How long has your company been in business, and how did you get started?
My brother, Jerry, is the vice president, and the two of us started the business in 1995. We’d worked together at another aerospace gear company, and we eventually had the opportunity to create something of our own. So we started off with a 40 year-old Naval surplus Fellows rack shaper, thinking we wouldn’t have much to lose if it didn’t work out, but things have just taken off from there. We employ 12 people now, and our customers are based all across the United States, from coast to coast.
How big is your manufacturing facility?
First we rented 1,500 square feet, then 3,000 and then 4,500, so then we bought our building, which has 6,500 square feet. And we could already use twice that amount of space.
Sounds like you’re seeing proof that the economy’s improving.
Work has definitely increased lately. We’ve worked on everything from very fine-pitch racks for medical equipment in the past, and now we’re moving up to very large, course-pitch gear racks, which is something we’d definitely like to get more involved in. We’d like to produce the whole gamut of gear racks eventually.
Apart from tackling larger jobs and acquiring new equipment, what else do you have in the works?
We’ve been working on getting ISO approved, for one thing, but since we’re still a pretty small company we sometimes have to direct our resources and time into other things. But we did contact a consultant, and I’d say we’re about 80 percent of the way through the process of applying for ISO 9000 certification.
What are your reasons for doing this?
Some companies require their suppliers to be ISO certified, but we haven’t really run across that, and we haven’t lost any business because of it. But it’s just one of those things that a growing company needs to pay attention to at some point. Plus I can see how it would really help to streamline operations in a number of ways.
We started this company from scratch, and we had to learn how to do everything ourselves. Whenever we bought a piece of equipment, we had to learn how to run it, and that’s everything from the CNC machines to the lathes, rack milling machines, and vertical machining centers.
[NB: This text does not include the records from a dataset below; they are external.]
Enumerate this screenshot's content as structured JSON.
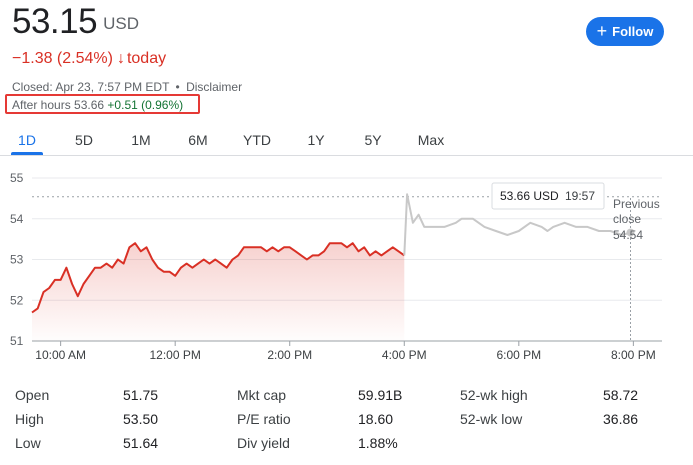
{
  "quote": {
    "price": "53.15",
    "currency": "USD",
    "change": "−1.38 (2.54%)",
    "change_arrow": "↓",
    "change_period": "today",
    "closed_text": "Closed: Apr 23, 7:57 PM EDT",
    "separator": "•",
    "disclaimer": "Disclaimer",
    "after_hours_label": "After hours",
    "after_hours_price": "53.66",
    "after_hours_change": "+0.51 (0.96%)"
  },
  "follow_button": {
    "icon": "plus-icon",
    "label": "Follow"
  },
  "tabs": [
    "1D",
    "5D",
    "1M",
    "6M",
    "YTD",
    "1Y",
    "5Y",
    "Max"
  ],
  "active_tab": "1D",
  "colors": {
    "down": "#d93025",
    "up": "#137333",
    "accent": "#1a73e8",
    "after_hours_line": "#c8c8c8"
  },
  "chart_data": {
    "type": "line",
    "y_ticks": [
      "55",
      "54",
      "53",
      "52",
      "51"
    ],
    "ylim": [
      51,
      55
    ],
    "x_ticks": [
      "10:00 AM",
      "12:00 PM",
      "2:00 PM",
      "4:00 PM",
      "6:00 PM",
      "8:00 PM"
    ],
    "x_tick_values": [
      10,
      12,
      14,
      16,
      18,
      20
    ],
    "xlim": [
      9.5,
      20.5
    ],
    "previous_close": {
      "label_line1": "Previous",
      "label_line2": "close",
      "value": "54.54"
    },
    "tooltip": {
      "price": "53.66 USD",
      "time": "19:57"
    },
    "series": [
      {
        "session": "regular",
        "points": [
          [
            9.5,
            51.7
          ],
          [
            9.6,
            51.8
          ],
          [
            9.7,
            52.2
          ],
          [
            9.8,
            52.3
          ],
          [
            9.9,
            52.5
          ],
          [
            10.0,
            52.5
          ],
          [
            10.1,
            52.8
          ],
          [
            10.2,
            52.4
          ],
          [
            10.3,
            52.1
          ],
          [
            10.4,
            52.4
          ],
          [
            10.5,
            52.6
          ],
          [
            10.6,
            52.8
          ],
          [
            10.7,
            52.8
          ],
          [
            10.8,
            52.9
          ],
          [
            10.9,
            52.8
          ],
          [
            11.0,
            53.0
          ],
          [
            11.1,
            52.9
          ],
          [
            11.2,
            53.3
          ],
          [
            11.3,
            53.4
          ],
          [
            11.4,
            53.2
          ],
          [
            11.5,
            53.3
          ],
          [
            11.6,
            53.0
          ],
          [
            11.7,
            52.8
          ],
          [
            11.8,
            52.7
          ],
          [
            11.9,
            52.7
          ],
          [
            12.0,
            52.6
          ],
          [
            12.1,
            52.8
          ],
          [
            12.2,
            52.9
          ],
          [
            12.3,
            52.8
          ],
          [
            12.4,
            52.9
          ],
          [
            12.5,
            53.0
          ],
          [
            12.6,
            52.9
          ],
          [
            12.7,
            53.0
          ],
          [
            12.8,
            52.9
          ],
          [
            12.9,
            52.8
          ],
          [
            13.0,
            53.0
          ],
          [
            13.1,
            53.1
          ],
          [
            13.2,
            53.3
          ],
          [
            13.3,
            53.3
          ],
          [
            13.4,
            53.3
          ],
          [
            13.5,
            53.3
          ],
          [
            13.6,
            53.2
          ],
          [
            13.7,
            53.3
          ],
          [
            13.8,
            53.2
          ],
          [
            13.9,
            53.3
          ],
          [
            14.0,
            53.3
          ],
          [
            14.1,
            53.2
          ],
          [
            14.2,
            53.1
          ],
          [
            14.3,
            53.0
          ],
          [
            14.4,
            53.1
          ],
          [
            14.5,
            53.1
          ],
          [
            14.6,
            53.2
          ],
          [
            14.7,
            53.4
          ],
          [
            14.8,
            53.4
          ],
          [
            14.9,
            53.4
          ],
          [
            15.0,
            53.3
          ],
          [
            15.1,
            53.4
          ],
          [
            15.2,
            53.2
          ],
          [
            15.3,
            53.3
          ],
          [
            15.4,
            53.1
          ],
          [
            15.5,
            53.2
          ],
          [
            15.6,
            53.1
          ],
          [
            15.7,
            53.2
          ],
          [
            15.8,
            53.3
          ],
          [
            15.9,
            53.2
          ],
          [
            16.0,
            53.1
          ]
        ]
      },
      {
        "session": "after_hours",
        "points": [
          [
            16.0,
            53.1
          ],
          [
            16.05,
            54.6
          ],
          [
            16.15,
            53.9
          ],
          [
            16.25,
            54.1
          ],
          [
            16.35,
            53.8
          ],
          [
            16.5,
            53.8
          ],
          [
            16.7,
            53.8
          ],
          [
            16.9,
            53.9
          ],
          [
            17.0,
            54.0
          ],
          [
            17.2,
            54.0
          ],
          [
            17.4,
            53.8
          ],
          [
            17.6,
            53.7
          ],
          [
            17.8,
            53.6
          ],
          [
            18.0,
            53.7
          ],
          [
            18.2,
            53.9
          ],
          [
            18.4,
            53.8
          ],
          [
            18.5,
            53.7
          ],
          [
            18.6,
            53.8
          ],
          [
            18.8,
            53.9
          ],
          [
            19.0,
            53.8
          ],
          [
            19.2,
            53.8
          ],
          [
            19.4,
            53.7
          ],
          [
            19.6,
            53.7
          ],
          [
            19.8,
            53.6
          ],
          [
            19.95,
            53.66
          ]
        ]
      }
    ]
  },
  "stats": [
    [
      {
        "label": "Open",
        "value": "51.75"
      },
      {
        "label": "Mkt cap",
        "value": "59.91B"
      },
      {
        "label": "52-wk high",
        "value": "58.72"
      }
    ],
    [
      {
        "label": "High",
        "value": "53.50"
      },
      {
        "label": "P/E ratio",
        "value": "18.60"
      },
      {
        "label": "52-wk low",
        "value": "36.86"
      }
    ],
    [
      {
        "label": "Low",
        "value": "51.64"
      },
      {
        "label": "Div yield",
        "value": "1.88%"
      },
      {
        "label": "",
        "value": ""
      }
    ]
  ]
}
And one thing that working toward ISO certification does is that it forces you to put everything down on paper. Ever since Jerry and I started this company, we’ve had a lot of things that were in our heads, but we hadn’t written them down. So now we’ve come up with something that’s basically a manual of what we do, and how we do it, and so we can just hand that over to a new employee without having to train them on every single thing ourselves. We’ll just step in and help them with the specifics, which will save a lot of time.
Based on your own experience, do you think it was necessary to call a consultant, or do you see any way that someone in your position could do it themselves?
I would think that somebody could do it themselves, it just depends on how much time they’re willing to devote to it. I saw the consultant as somebody who already knew what they were doing and could keep me from wasting my time stumbling around in the dark. You’d have to do a lot of reading and research to do it yourself, and most business owners are probably a lot like me–they’ve got better things they could be doing with their time, like actually running the business.